The artist thus delves into the intrinsic meaning of the photographic act, which has always been considered a technical form capable of creating a temporal discontinuity, a fatuous immortality, an instantaneous yet eternal exchange between a living and a living subject and an inanimate object therefore dead. The spectrum, as defined by Roland Barthes in his founding essay Camera Lucida, creates a disturbance in the spectator, breaking the usual, becoming significant and often unexplored gap between what is considered alive and what is considered dead, between soul and body, between becoming and state, between what one is and what remains.

The photography of Sarah Moon is completely detached from the real, making it necessary to abandon the usual perception of the natural in order to enter a world of dreamlike scents where man, inside or outside of that same vision, finds himself confronted with the ancient desire and need to want to control everything, even what is impossible to dominate.

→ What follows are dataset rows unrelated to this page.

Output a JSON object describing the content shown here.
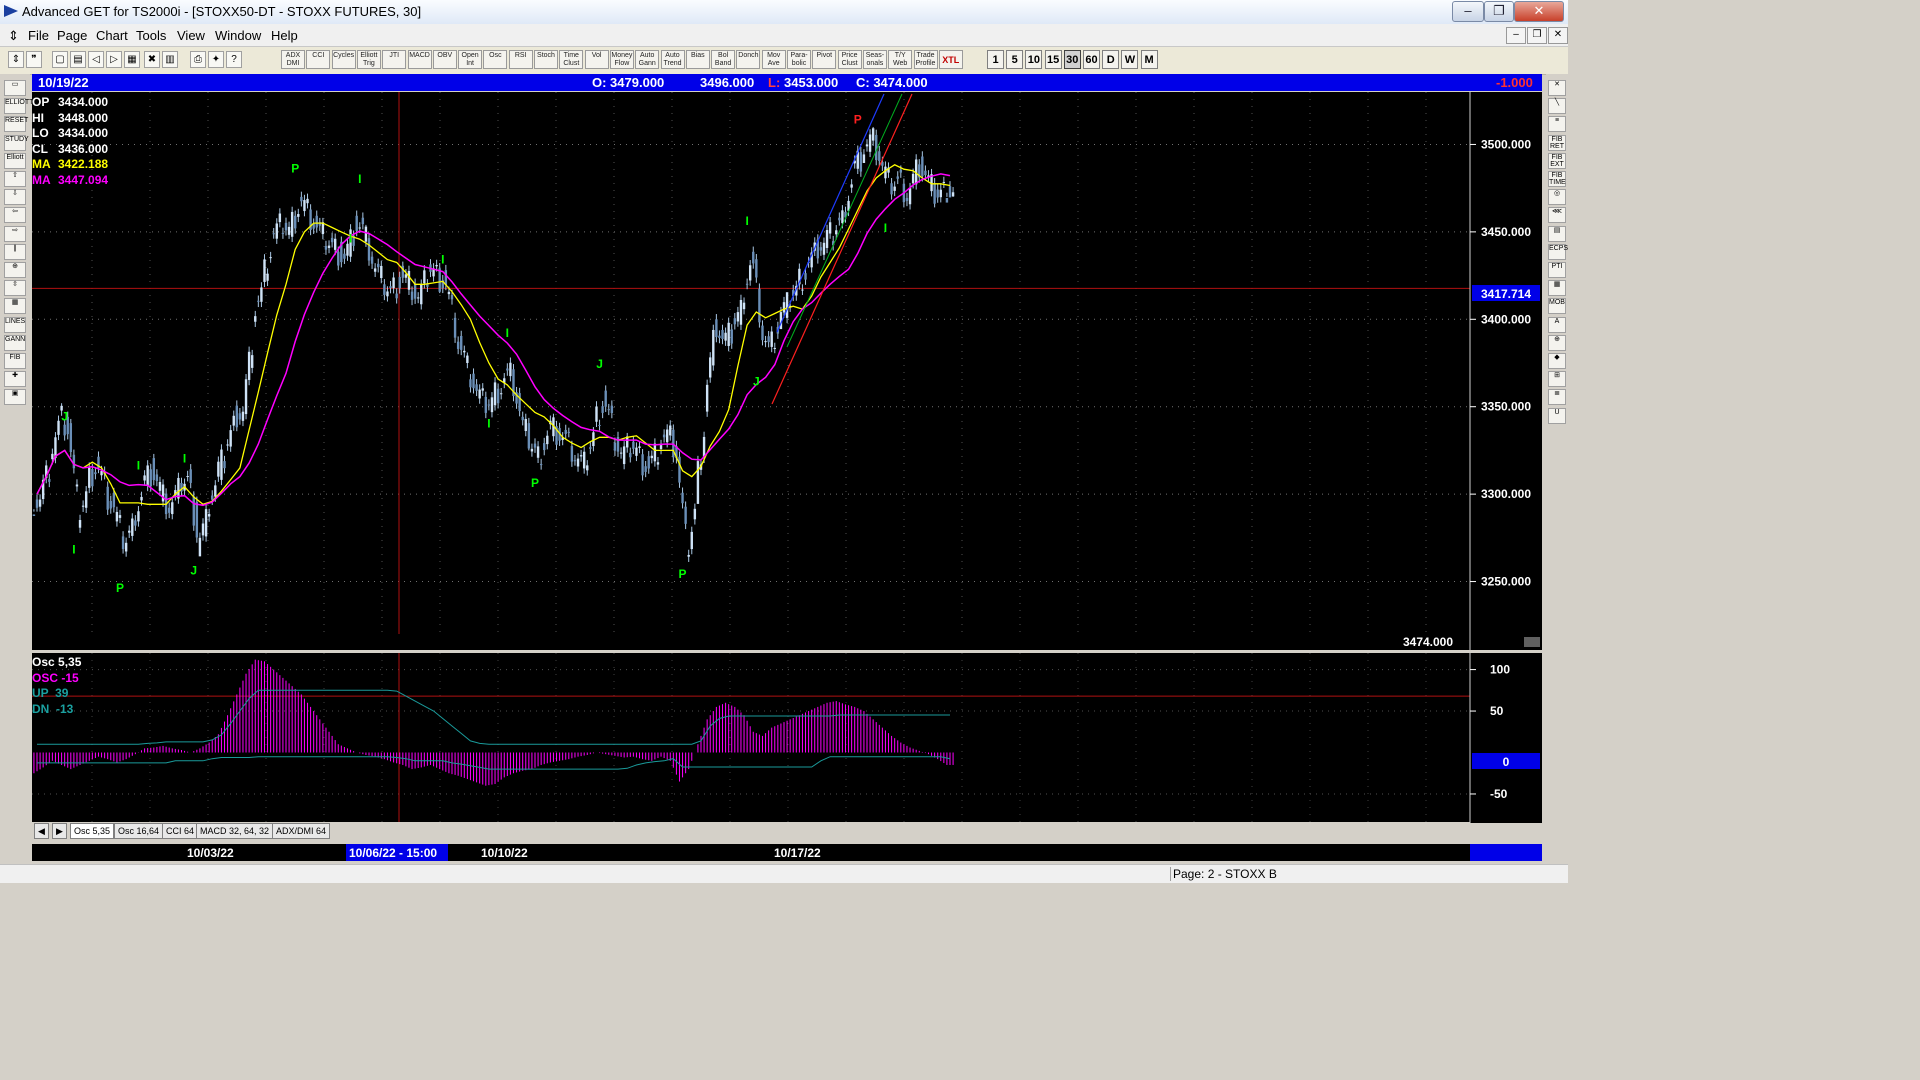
{
  "window": {
    "title": "Advanced GET for TS2000i - [STOXX50-DT - STOXX FUTURES, 30]",
    "min": "–",
    "max": "❐",
    "close": "✕"
  },
  "menu": [
    "File",
    "Page",
    "Chart",
    "Tools",
    "View",
    "Window",
    "Help"
  ],
  "mdi": {
    "min": "‒",
    "restore": "❐",
    "close": "✕"
  },
  "toolbar": {
    "studies": [
      "ADX DMI",
      "CCI",
      "Cycles",
      "Elliott Trig",
      "JTI",
      "MACD",
      "OBV",
      "Open Int",
      "Osc",
      "RSI",
      "Stoch",
      "Time Clust",
      "Vol",
      "Money Flow",
      "Auto Gann",
      "Auto Trend",
      "Bias",
      "Bol Band",
      "Donch",
      "Mov Ave",
      "Para-bolic",
      "Pivot",
      "Price Clust",
      "Seas-onals",
      "T/Y Web",
      "Trade Profile",
      "XTL"
    ],
    "intervals": [
      "1",
      "5",
      "10",
      "15",
      "30",
      "60",
      "D",
      "W",
      "M"
    ],
    "selected_interval": "30"
  },
  "left_tools": [
    "▭",
    "ELLIOTT",
    "RESET",
    "STUDY",
    "Elliott",
    "⇧",
    "⇩",
    "⇦",
    "⇨",
    "∥",
    "⊕",
    "⇳",
    "▦",
    "LINES",
    "GANN",
    "FIB",
    "✚",
    "▣"
  ],
  "right_tools": [
    "✕",
    "╲",
    "≡",
    "FIB RET",
    "FIB EXT",
    "FIB TIME",
    "◎",
    "⋘",
    "▤",
    "ECPS",
    "PTI",
    "▦",
    "MOB",
    "A",
    "⊕",
    "◆",
    "⊞",
    "≣",
    "U"
  ],
  "infobar": {
    "date": "10/19/22",
    "open": "O: 3479.000",
    "high": "3496.000",
    "low_label": "L:",
    "low": "3453.000",
    "close": "C: 3474.000",
    "change": "-1.000"
  },
  "legend": [
    {
      "label": "OP",
      "value": "3434.000",
      "color": "#ffffff"
    },
    {
      "label": "HI",
      "value": "3448.000",
      "color": "#ffffff"
    },
    {
      "label": "LO",
      "value": "3434.000",
      "color": "#ffffff"
    },
    {
      "label": "CL",
      "value": "3436.000",
      "color": "#ffffff"
    },
    {
      "label": "MA",
      "value": "3422.188",
      "color": "#ffff00"
    },
    {
      "label": "MA",
      "value": "3447.094",
      "color": "#ff00ff"
    }
  ],
  "price_axis": {
    "ticks": [
      "3500.000",
      "3450.000",
      "3400.000",
      "3350.000",
      "3300.000",
      "3250.000"
    ],
    "cursor_label": "3417.714",
    "last_price": "3474.000"
  },
  "markers": [
    {
      "t": "J",
      "c": "#00ff00",
      "i": 3,
      "p": 3342
    },
    {
      "t": "I",
      "c": "#00ff00",
      "i": 4,
      "p": 3266
    },
    {
      "t": "P",
      "c": "#00ff00",
      "i": 9,
      "p": 3244
    },
    {
      "t": "I",
      "c": "#00ff00",
      "i": 11,
      "p": 3314
    },
    {
      "t": "I",
      "c": "#00ff00",
      "i": 16,
      "p": 3318
    },
    {
      "t": "J",
      "c": "#00ff00",
      "i": 17,
      "p": 3254
    },
    {
      "t": "P",
      "c": "#00ff00",
      "i": 28,
      "p": 3484
    },
    {
      "t": "I",
      "c": "#00ff00",
      "i": 34,
      "p": 3444
    },
    {
      "t": "I",
      "c": "#00ff00",
      "i": 35,
      "p": 3478
    },
    {
      "t": "I",
      "c": "#00ff00",
      "i": 44,
      "p": 3432
    },
    {
      "t": "I",
      "c": "#00ff00",
      "i": 49,
      "p": 3338
    },
    {
      "t": "I",
      "c": "#00ff00",
      "i": 51,
      "p": 3390
    },
    {
      "t": "P",
      "c": "#00ff00",
      "i": 54,
      "p": 3304
    },
    {
      "t": "J",
      "c": "#00ff00",
      "i": 61,
      "p": 3372
    },
    {
      "t": "P",
      "c": "#00ff00",
      "i": 70,
      "p": 3252
    },
    {
      "t": "I",
      "c": "#00ff00",
      "i": 77,
      "p": 3454
    },
    {
      "t": "J",
      "c": "#00ff00",
      "i": 78,
      "p": 3362
    },
    {
      "t": "P",
      "c": "#ff2020",
      "i": 89,
      "p": 3512
    },
    {
      "t": "I",
      "c": "#00ff00",
      "i": 92,
      "p": 3450
    }
  ],
  "osc": {
    "label": "Osc 5,35",
    "osc": "OSC -15",
    "up": "UP  39",
    "dn": "DN  -13",
    "ticks": [
      "100",
      "50",
      "-50"
    ],
    "zero_label": "0"
  },
  "tabs": [
    "Osc 5,35",
    "Osc 16,64",
    "CCI 64",
    "MACD 32, 64, 32",
    "ADX/DMI 64"
  ],
  "date_axis": {
    "dates": [
      "10/03/22",
      "10/10/22",
      "10/17/22"
    ],
    "cursor_date": "10/06/22 - 15:00"
  },
  "status": "Page: 2 - STOXX B",
  "chart_data": {
    "type": "candlestick",
    "interval_minutes": 30,
    "ylim": [
      3220,
      3530
    ],
    "y_ticks": [
      3250,
      3300,
      3350,
      3400,
      3450,
      3500
    ],
    "cursor_price": 3417.714,
    "last_price": 3474,
    "close": [
      3300,
      3320,
      3345,
      3335,
      3285,
      3305,
      3320,
      3300,
      3290,
      3270,
      3285,
      3305,
      3315,
      3300,
      3290,
      3305,
      3310,
      3270,
      3290,
      3310,
      3325,
      3345,
      3350,
      3400,
      3420,
      3445,
      3455,
      3450,
      3470,
      3460,
      3450,
      3445,
      3440,
      3435,
      3455,
      3450,
      3430,
      3420,
      3415,
      3425,
      3420,
      3410,
      3430,
      3425,
      3420,
      3390,
      3375,
      3360,
      3350,
      3355,
      3365,
      3370,
      3340,
      3330,
      3320,
      3340,
      3335,
      3330,
      3320,
      3315,
      3340,
      3355,
      3335,
      3320,
      3330,
      3320,
      3315,
      3330,
      3335,
      3320,
      3260,
      3300,
      3350,
      3400,
      3385,
      3395,
      3410,
      3440,
      3395,
      3380,
      3400,
      3410,
      3420,
      3430,
      3440,
      3445,
      3450,
      3460,
      3485,
      3495,
      3505,
      3490,
      3475,
      3480,
      3470,
      3490,
      3480,
      3470,
      3475,
      3474
    ],
    "ma_fast": {
      "label": "MA",
      "value": 3422.188,
      "color": "#ffff00"
    },
    "ma_slow": {
      "label": "MA",
      "value": 3447.094,
      "color": "#ff00ff"
    },
    "osc_values": [
      -25,
      -18,
      -10,
      -15,
      -20,
      -15,
      -10,
      -5,
      -8,
      -12,
      -8,
      -2,
      5,
      6,
      8,
      5,
      3,
      0,
      5,
      12,
      22,
      45,
      70,
      95,
      112,
      110,
      100,
      90,
      80,
      70,
      55,
      40,
      25,
      10,
      5,
      0,
      -3,
      -5,
      -8,
      -12,
      -15,
      -20,
      -18,
      -15,
      -20,
      -25,
      -28,
      -32,
      -36,
      -40,
      -38,
      -30,
      -25,
      -22,
      -20,
      -15,
      -12,
      -10,
      -8,
      -5,
      -3,
      0,
      -2,
      -4,
      -6,
      -5,
      -8,
      -10,
      -5,
      -10,
      -35,
      -20,
      10,
      40,
      55,
      60,
      55,
      45,
      25,
      20,
      30,
      35,
      40,
      45,
      50,
      55,
      60,
      62,
      58,
      55,
      50,
      40,
      30,
      20,
      12,
      6,
      2,
      -2,
      -8,
      -15
    ],
    "osc_ylim": [
      -85,
      120
    ],
    "osc_up_band": 39,
    "osc_dn_band": -13
  }
}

All the inadequacy of the human being in the face of the power of nature takes shape in the modelling with an evanescent and dusty light, and not as in the colour catastrophes of William Turner or the silent immensity of Caspar David Friedrich, but showing what the man and photography itself have always wanted to oppose: time and death.

Life is laid bare through death and death is only possible through life: taxidermy animates the inanimate, while photography does the exact opposite, thus leaving the observer in a sensory haze where there are only fleeting apparitions of disturbing creatures, suspended in a rarefied atmosphere, a universe where time has not stopped but never existed, where death is life and life is death, where therefore everything is a stratified surface in an immobile becoming.


Go, said the bird, for the leaves were full of children,

Hidden excitedly, containing laughter.

Go, go, go, said the bird: human kind

Cannot bear very much reality.

Time past and time future

What might have been and what has been

Point to one end, which is always present.

          (Burnt Norton, from Four Quartets, Thomas Stearn Eliot)


Present, past, future: concepts that are dispersed among the shadows, among those folds that the light cannot reach, leaving the biggest enigma to make its way in front of the eyes of the beholder and who knows how to look. Besides, what are the alchemies of the title of the project, if not flashes, snapshots, of an arcane science, a magical practice for the vain and crazy search for eternity?

The chimera takes shape and shows man the finite and the infinite, the prevailing illusion and the flow of things that constitutes that reality that is so ungraspable and unbearable.

Sarah Moon, following in some way the ancient alchemic teachings using a unique and recognizable artistic style, investigates immortality and how much it is connected to the transience of nature, a living nature therefore dead therefore eternally dying.